Background on Key Figures and Organizations
The recent decline in oil prices reflects concerns about an oversupplied market and reduced fuel demand, outweighing expectations that the Federal Reserve’s (Fed) first interest rate cut of the year would boost consumption.
Andrew Lipow, president of Lipow Oil Associates, highlighted the continued strong oil supply and Organization of the Petroleum Exporting Countries (OPEC)’s reduction in production cuts. He also mentioned that Russian crude exports have not been affected by sanctions.

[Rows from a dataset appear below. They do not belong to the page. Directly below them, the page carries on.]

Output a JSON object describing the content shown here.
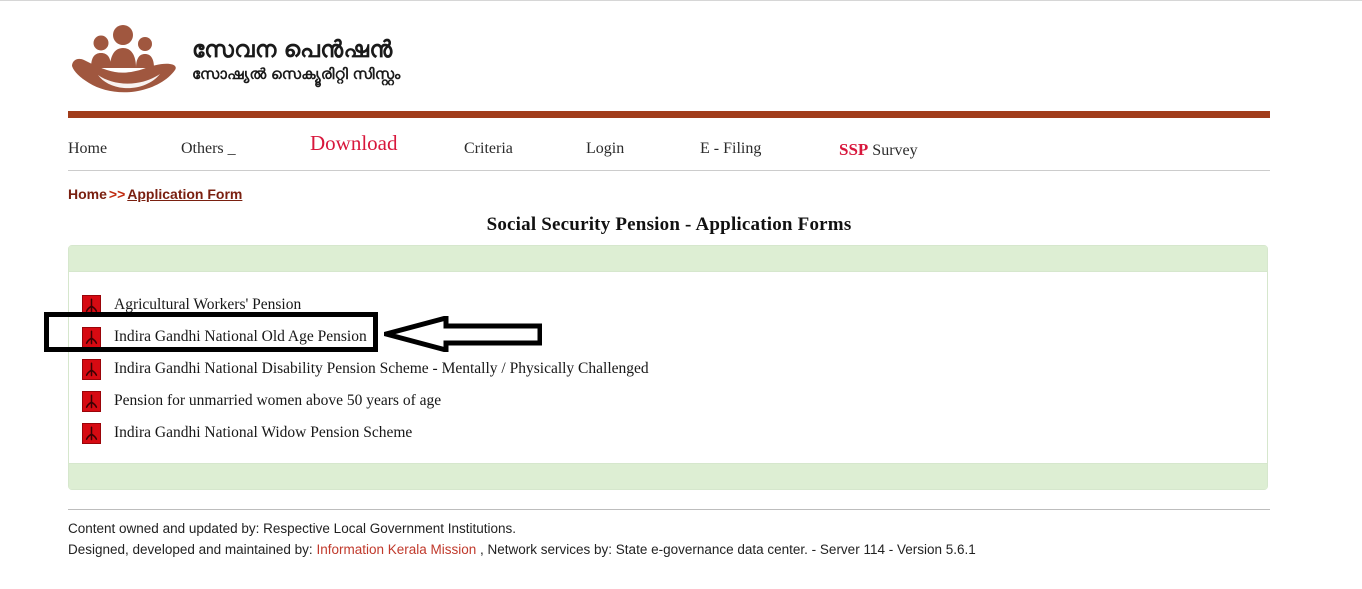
{
  "site": {
    "logo_icon": "hand-holding-people-icon",
    "title_ml": "സേവന പെൻഷൻ",
    "subtitle_ml": "സോഷ്യൽ സെക്യൂരിറ്റി സിസ്റ്റം",
    "accent_brown": "#a13c1b",
    "accent_red": "#d8173c",
    "panel_green": "#ddeed3"
  },
  "nav": {
    "items": [
      {
        "label": "Home"
      },
      {
        "label": "Others _"
      },
      {
        "label": "Download"
      },
      {
        "label": "Criteria"
      },
      {
        "label": "Login"
      },
      {
        "label": "E - Filing"
      },
      {
        "label": "SSP Survey",
        "accent_prefix": "SSP",
        "rest": " Survey"
      }
    ]
  },
  "breadcrumb": {
    "home": "Home",
    "separator": ">>",
    "current": "Application Form"
  },
  "page": {
    "title": "Social Security Pension - Application Forms"
  },
  "forms": {
    "items": [
      {
        "label": "Agricultural Workers' Pension",
        "icon": "pdf-icon"
      },
      {
        "label": "Indira Gandhi National Old Age Pension",
        "icon": "pdf-icon"
      },
      {
        "label": "Indira Gandhi National Disability Pension Scheme - Mentally / Physically Challenged",
        "icon": "pdf-icon"
      },
      {
        "label": "Pension for unmarried women above 50 years of age",
        "icon": "pdf-icon"
      },
      {
        "label": "Indira Gandhi National Widow Pension Scheme",
        "icon": "pdf-icon"
      }
    ]
  },
  "footer": {
    "line1": "Content owned and updated by: Respective Local Government Institutions.",
    "line2_prefix": "Designed, developed and maintained by: ",
    "line2_link": "Information Kerala Mission",
    "line2_suffix": " , Network services by: State e-governance data center. - Server 114 - Version 5.6.1"
  },
  "annotation": {
    "highlight_target": "Indira Gandhi National Old Age Pension",
    "arrow_direction": "left"
  }
}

John Kilduff, partner at Again Capital, explained that further quarter-point interest rate cuts by the Fed are unlikely to stimulate oil markets, as they would weaken the dollar and make oil purchases more expensive.
Fed’s Interest Rate Cut and Its Impact on Oil Prices
On Wednesday, the Federal Reserve lowered its benchmark interest rate by a quarter percentage point and signaled further cuts due to signs of weakness in the U.S. labor market.
Typically, lower borrowing costs stimulate oil demand and drive up prices. However, Kilduff argues that the Fed’s measures have not translated into crude market growth due to underlying market fundamentals.
Kilduff’s Perspective on Fed’s Role
“The Fed needs to be more aggressive than it has been so far,” Kilduff stated. “We need a 50 basis points increase to drive demand growth. The Fed’s actions aren’t resulting in crude market expansion due to the current market conditions.”
Weak Demand Concerns and Their Effect on Oil Prices
Energy agencies, including the Energy Information Administration (EIA), have expressed concern over weakening demand, which dampens expectations for a significant short-term price increase, according to Phillip Nova analyst Priyanka Sachdeva.
Lipow’s Observations on Demand: “Refinery maintenance season will further decrease demand,” Lipow noted. Refineries shut down production units in spring and fall for maintenance, known as “turnarounds.”
Oil Price Movements on Friday
On Friday, Brent crude futures dropped 71 cents, or 1.05%, to $66.73 per barrel by 11:53 a.m. Central Mexico time, while West Texas Intermediate (WTI) futures fell 71 cents, or 1.12%, to $62.86 per barrel.
Weekly Trends
Both benchmark contracts were heading for their second consecutive weekly rise.